See here for a comparison of process dynamics as described by a typical response surface as obtained with DoE (left), versus a response surface from a process model (right).

DOE Response Surface

Mechanistic Model Response Surface 

The figures show cell density after 150 hours for different glucose concentrations in the starting medium and different process temperatures. While the DoE model gets the relationships directionally correct, it misses details that the process model is able to capture.

Foundations

We implemented the model described in Möller et al., 2020 [1]. This model describes the evolution of cell density, glucose, glutamine, lactate, ammonia and monoclonal antibody (mAb) concentrations. It encodes sensitivity of growth and death rates to the various chemical species, lactate metabolic shift (dependent on glucose concentration), and the inhibitive effect of ammonia on antibody production. The dynamics of the model are based on known characteristics of CHO, and the default parameters used in the model were chosen to reconstruct experimental data with good fidelity.

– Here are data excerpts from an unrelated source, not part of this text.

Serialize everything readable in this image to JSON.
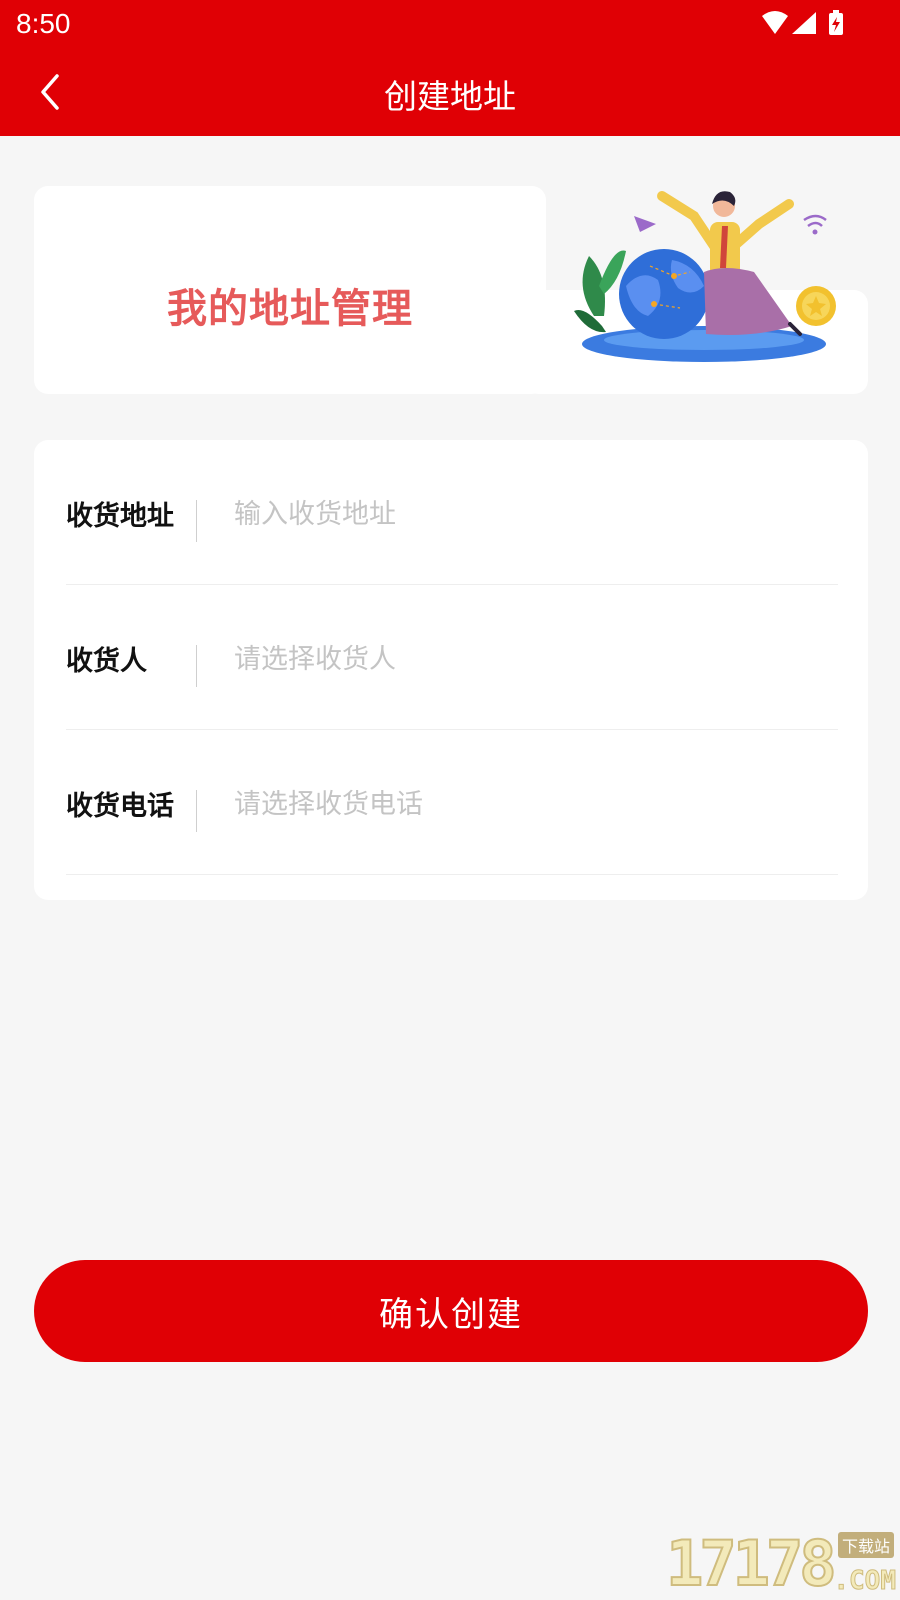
{
  "status_bar": {
    "time": "8:50",
    "icons": [
      "wifi-icon",
      "signal-icon",
      "battery-charging-icon"
    ]
  },
  "app_bar": {
    "back_icon": "chevron-left-icon",
    "title": "创建地址"
  },
  "banner": {
    "title": "我的地址管理",
    "illustration": "person-globe-illustration"
  },
  "form": {
    "fields": [
      {
        "label": "收货地址",
        "placeholder": "输入收货地址",
        "value": ""
      },
      {
        "label": "收货人",
        "placeholder": "请选择收货人",
        "value": ""
      },
      {
        "label": "收货电话",
        "placeholder": "请选择收货电话",
        "value": ""
      }
    ]
  },
  "confirm_button": {
    "label": "确认创建"
  },
  "watermark": {
    "digits": "17178",
    "tag": "下载站",
    "suffix": ".COM"
  },
  "colors": {
    "primary": "#e00005",
    "banner_title": "#e65a5a",
    "background": "#f6f6f6",
    "placeholder": "#c4c4c4"
  }
}
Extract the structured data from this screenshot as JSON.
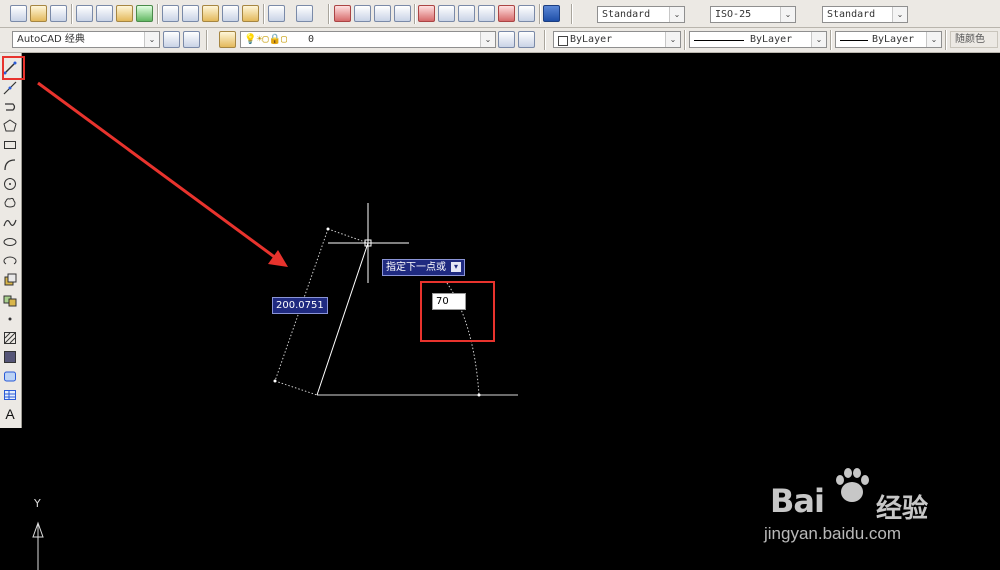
{
  "toolbar_top": {
    "text_style_value": "Standard",
    "dim_style_value": "ISO-25",
    "table_style_value": "Standard"
  },
  "toolbar_layers": {
    "workspace_value": "AutoCAD 经典",
    "layer_value": "0",
    "color_value": "ByLayer",
    "linetype_value": "ByLayer",
    "lineweight_value": "ByLayer",
    "plotstyle_value": "随颜色"
  },
  "drawing": {
    "length_value": "200.0751",
    "prompt_text": "指定下一点或",
    "angle_input_value": "70",
    "ucs_y_label": "Y"
  },
  "watermark": {
    "brand": "Bai",
    "brand_suffix": "经验",
    "url": "jingyan.baidu.com"
  },
  "colors": {
    "annotation_red": "#e8332d",
    "tooltip_bg": "#1f2a80",
    "canvas_bg": "#000000"
  }
}
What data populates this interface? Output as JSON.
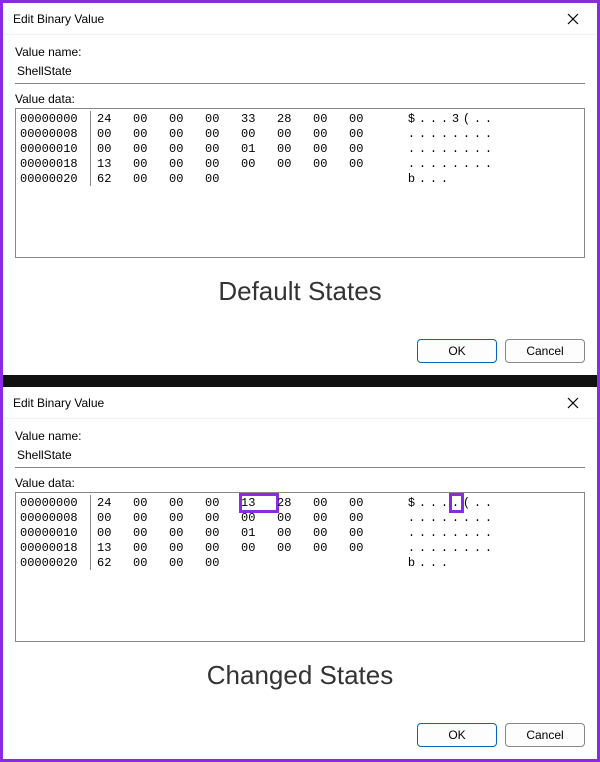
{
  "dialog_title": "Edit Binary Value",
  "labels": {
    "value_name": "Value name:",
    "value_data": "Value data:"
  },
  "value_name": "ShellState",
  "buttons": {
    "ok": "OK",
    "cancel": "Cancel"
  },
  "captions": {
    "top": "Default States",
    "bottom": "Changed States"
  },
  "hex_top": {
    "rows": [
      {
        "offset": "00000000",
        "bytes": [
          "24",
          "00",
          "00",
          "00",
          "33",
          "28",
          "00",
          "00"
        ],
        "ascii": [
          "$",
          ".",
          ".",
          ".",
          "3",
          "(",
          ".",
          "."
        ]
      },
      {
        "offset": "00000008",
        "bytes": [
          "00",
          "00",
          "00",
          "00",
          "00",
          "00",
          "00",
          "00"
        ],
        "ascii": [
          ".",
          ".",
          ".",
          ".",
          ".",
          ".",
          ".",
          "."
        ]
      },
      {
        "offset": "00000010",
        "bytes": [
          "00",
          "00",
          "00",
          "00",
          "01",
          "00",
          "00",
          "00"
        ],
        "ascii": [
          ".",
          ".",
          ".",
          ".",
          ".",
          ".",
          ".",
          "."
        ]
      },
      {
        "offset": "00000018",
        "bytes": [
          "13",
          "00",
          "00",
          "00",
          "00",
          "00",
          "00",
          "00"
        ],
        "ascii": [
          ".",
          ".",
          ".",
          ".",
          ".",
          ".",
          ".",
          "."
        ]
      },
      {
        "offset": "00000020",
        "bytes": [
          "62",
          "00",
          "00",
          "00"
        ],
        "ascii": [
          "b",
          ".",
          ".",
          "."
        ]
      }
    ]
  },
  "hex_bottom": {
    "rows": [
      {
        "offset": "00000000",
        "bytes": [
          "24",
          "00",
          "00",
          "00",
          "13",
          "28",
          "00",
          "00"
        ],
        "ascii": [
          "$",
          ".",
          ".",
          ".",
          ".",
          "(",
          ".",
          "."
        ],
        "hl_byte": 4,
        "hl_ascii": 4
      },
      {
        "offset": "00000008",
        "bytes": [
          "00",
          "00",
          "00",
          "00",
          "00",
          "00",
          "00",
          "00"
        ],
        "ascii": [
          ".",
          ".",
          ".",
          ".",
          ".",
          ".",
          ".",
          "."
        ]
      },
      {
        "offset": "00000010",
        "bytes": [
          "00",
          "00",
          "00",
          "00",
          "01",
          "00",
          "00",
          "00"
        ],
        "ascii": [
          ".",
          ".",
          ".",
          ".",
          ".",
          ".",
          ".",
          "."
        ]
      },
      {
        "offset": "00000018",
        "bytes": [
          "13",
          "00",
          "00",
          "00",
          "00",
          "00",
          "00",
          "00"
        ],
        "ascii": [
          ".",
          ".",
          ".",
          ".",
          ".",
          ".",
          ".",
          "."
        ]
      },
      {
        "offset": "00000020",
        "bytes": [
          "62",
          "00",
          "00",
          "00"
        ],
        "ascii": [
          "b",
          ".",
          ".",
          "."
        ]
      }
    ]
  }
}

[1] Möller, Johannes, Tanja Hernández Rodríguez, Jan Müller, Lukas Arndt, Kim B. Kuchemüller, Björn Frahm, Regine Eibl, Dieter Eibl, and Ralf Pörtner. “Model Uncertainty-Based Evaluation of Process Strategies during Scale-up of Biopharmaceutical Processes.” Computers & Chemical Engineering 134 (2020): 106693.

Try It!

You can try the model in our app. Use the sliders to adjust parameter values and initial conditions. The process dynamics are simulated in real time. The experimental data on which the original model was fitted is also visualized.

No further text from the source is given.